Kansas City Royals pitcher Yordano Ventura was killed in a car crash in in the Dominican Republic on Sunday morning, according to multiple reports. Ventura was 25 years old.

Highway patrol spokesman Jacobo Mateo told the Associated Press that Ventura died on a highway leading to the town of Juan Adrian, about 40 miles (70 kilometers) northwest of Santo Domingo. He says it's not clear if Ventura was driving.

Ventura was killed the same day former major leaguer Andy Marte died in a separate car crash in the Dominican. Coincidentally, Ventura was the starting pitcher in Marte's final MLB game, for the Arizona Diamondbacks on Aug. 6, 2014. 

Ventura was 13-8 with a 4.08 ERA for the Royals' 2015 World Series champions and 11-12 with a 4.45 ERA in 32 starts in 2016. The right-hander made his major league debut in 2013 and in 2014 went 14-10 with a 3.20 ERA for Kansas City's A.L. pennant winners. 

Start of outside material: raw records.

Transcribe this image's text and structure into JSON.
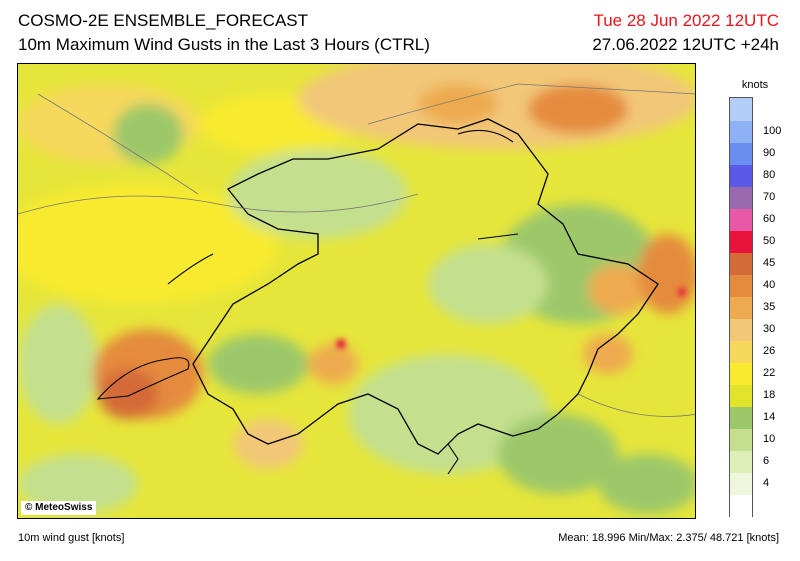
{
  "header": {
    "title": "COSMO-2E ENSEMBLE_FORECAST",
    "subtitle": "10m Maximum Wind Gusts in the Last 3 Hours (CTRL)",
    "valid_time": "Tue 28 Jun 2022 12UTC",
    "run_time": "27.06.2022 12UTC +24h"
  },
  "map": {
    "copyright": "© MeteoSwiss",
    "region": "Switzerland"
  },
  "legend": {
    "unit": "knots",
    "classes": [
      {
        "color": "#ffffff",
        "label": ""
      },
      {
        "color": "#eef6dc",
        "label": "4"
      },
      {
        "color": "#ddeeb8",
        "label": "6"
      },
      {
        "color": "#c4e08e",
        "label": "10"
      },
      {
        "color": "#9cc86a",
        "label": "14"
      },
      {
        "color": "#e0e42a",
        "label": "18"
      },
      {
        "color": "#f8ea2e",
        "label": "22"
      },
      {
        "color": "#f6d85c",
        "label": "26"
      },
      {
        "color": "#f2c878",
        "label": "30"
      },
      {
        "color": "#eeaa50",
        "label": "35"
      },
      {
        "color": "#e58b3e",
        "label": "40"
      },
      {
        "color": "#d46a38",
        "label": "45"
      },
      {
        "color": "#e8143c",
        "label": "50"
      },
      {
        "color": "#e85aa8",
        "label": "60"
      },
      {
        "color": "#9a6ab0",
        "label": "70"
      },
      {
        "color": "#5a5ae8",
        "label": "80"
      },
      {
        "color": "#6a8ef0",
        "label": "90"
      },
      {
        "color": "#8eb0f4",
        "label": "100"
      },
      {
        "color": "#b4ccf8",
        "label": ""
      }
    ]
  },
  "footer": {
    "variable": "10m wind gust [knots]",
    "stats": "Mean:  18.996 Min/Max:   2.375/  48.721 [knots]"
  }
}
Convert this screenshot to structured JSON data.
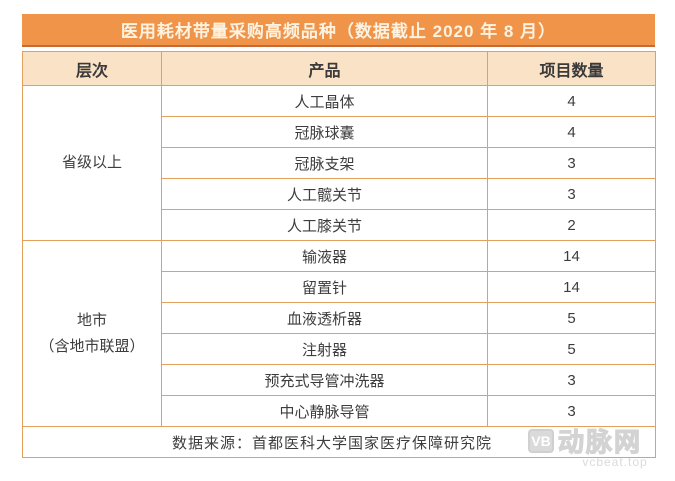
{
  "title": "医用耗材带量采购高频品种（数据截止 2020 年 8 月）",
  "columns": {
    "level": "层次",
    "product": "产品",
    "count": "项目数量"
  },
  "chart_data": {
    "type": "table",
    "title": "医用耗材带量采购高频品种（数据截止 2020 年 8 月）",
    "columns": [
      "层次",
      "产品",
      "项目数量"
    ],
    "groups": [
      {
        "level_lines": [
          "省级以上"
        ],
        "rows": [
          {
            "product": "人工晶体",
            "count": "4"
          },
          {
            "product": "冠脉球囊",
            "count": "4"
          },
          {
            "product": "冠脉支架",
            "count": "3"
          },
          {
            "product": "人工髋关节",
            "count": "3"
          },
          {
            "product": "人工膝关节",
            "count": "2"
          }
        ]
      },
      {
        "level_lines": [
          "地市",
          "（含地市联盟）"
        ],
        "rows": [
          {
            "product": "输液器",
            "count": "14"
          },
          {
            "product": "留置针",
            "count": "14"
          },
          {
            "product": "血液透析器",
            "count": "5"
          },
          {
            "product": "注射器",
            "count": "5"
          },
          {
            "product": "预充式导管冲洗器",
            "count": "3"
          },
          {
            "product": "中心静脉导管",
            "count": "3"
          }
        ]
      }
    ],
    "footer": "数据来源：首都医科大学国家医疗保障研究院"
  },
  "footer_source": "数据来源：首都医科大学国家医疗保障研究院",
  "watermark": {
    "logo": "VB",
    "name": "动脉网",
    "domain": "vcbeat.top"
  },
  "colors": {
    "title_bg": "#f0944a",
    "title_underline": "#c96a35",
    "title_text": "#fdf3e0",
    "header_bg": "#fae2c6",
    "border": "#e2a05c",
    "body_text": "#3d3d3d",
    "watermark_gray": "#b0b0b0"
  }
}
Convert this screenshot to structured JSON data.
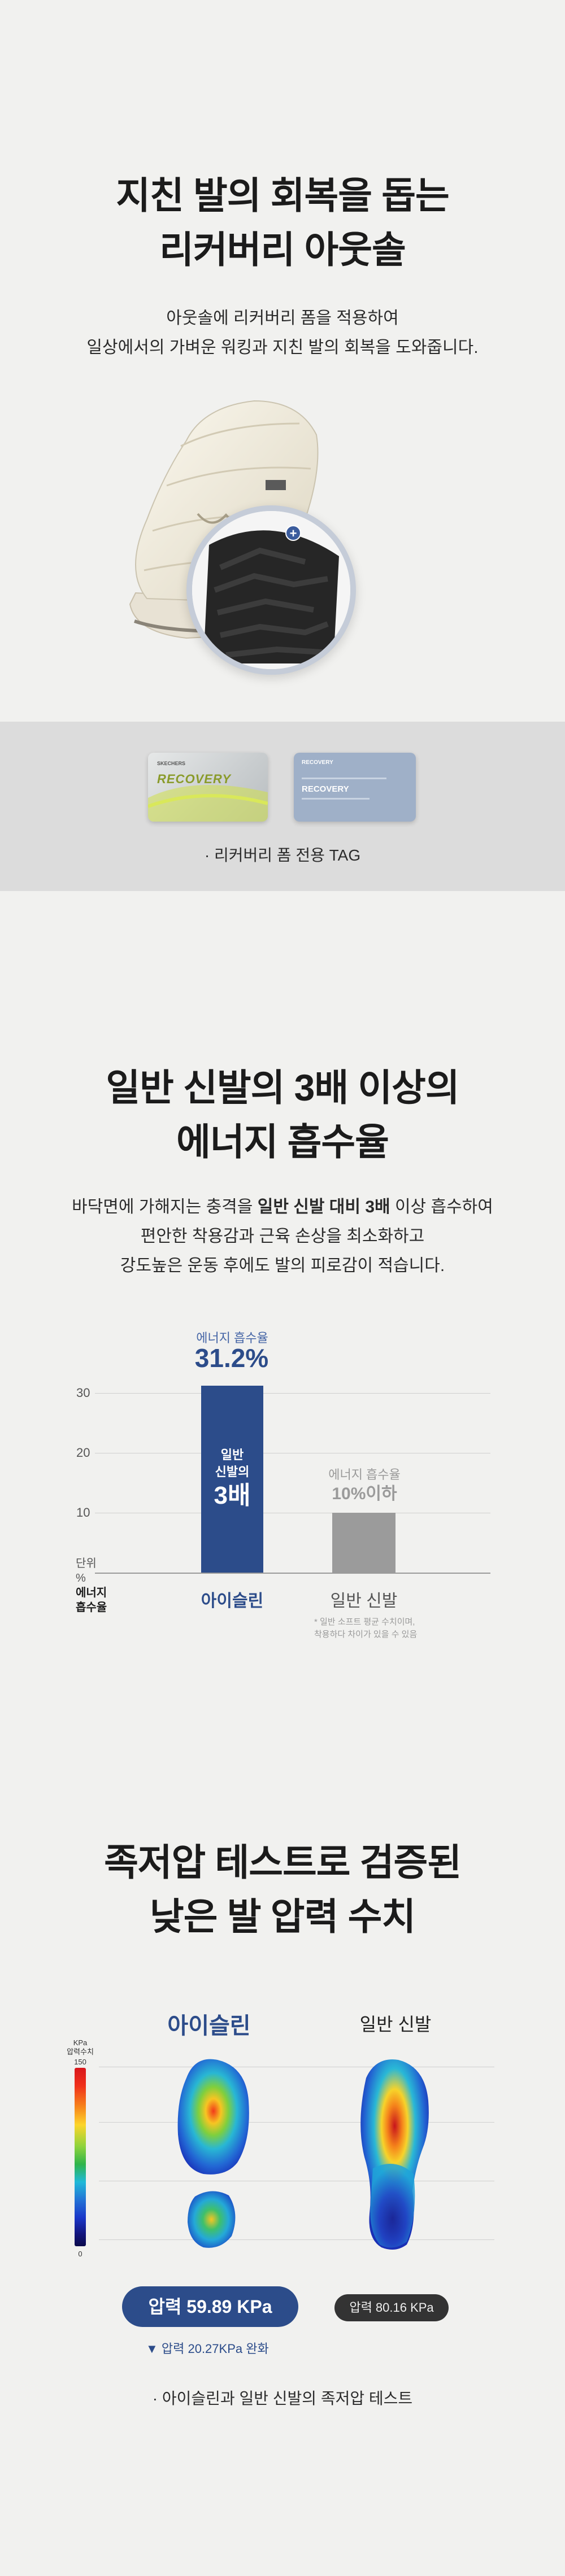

Ironically, Ventura paid tribute to his good friend and fellow Dominican, Oscar Tavares, who was also killed in a car crash in the D.R. in October 2014, by wearing Tavares' initials and R.I.P. on his cap before Ventura's start in Game 6 of the World Series in 2014. 

Ventura is the second current major league player to die in the past five months. Former Miami Marlins ace Jose Fernandez was killed in a boating accident in Miami on Sept. 25.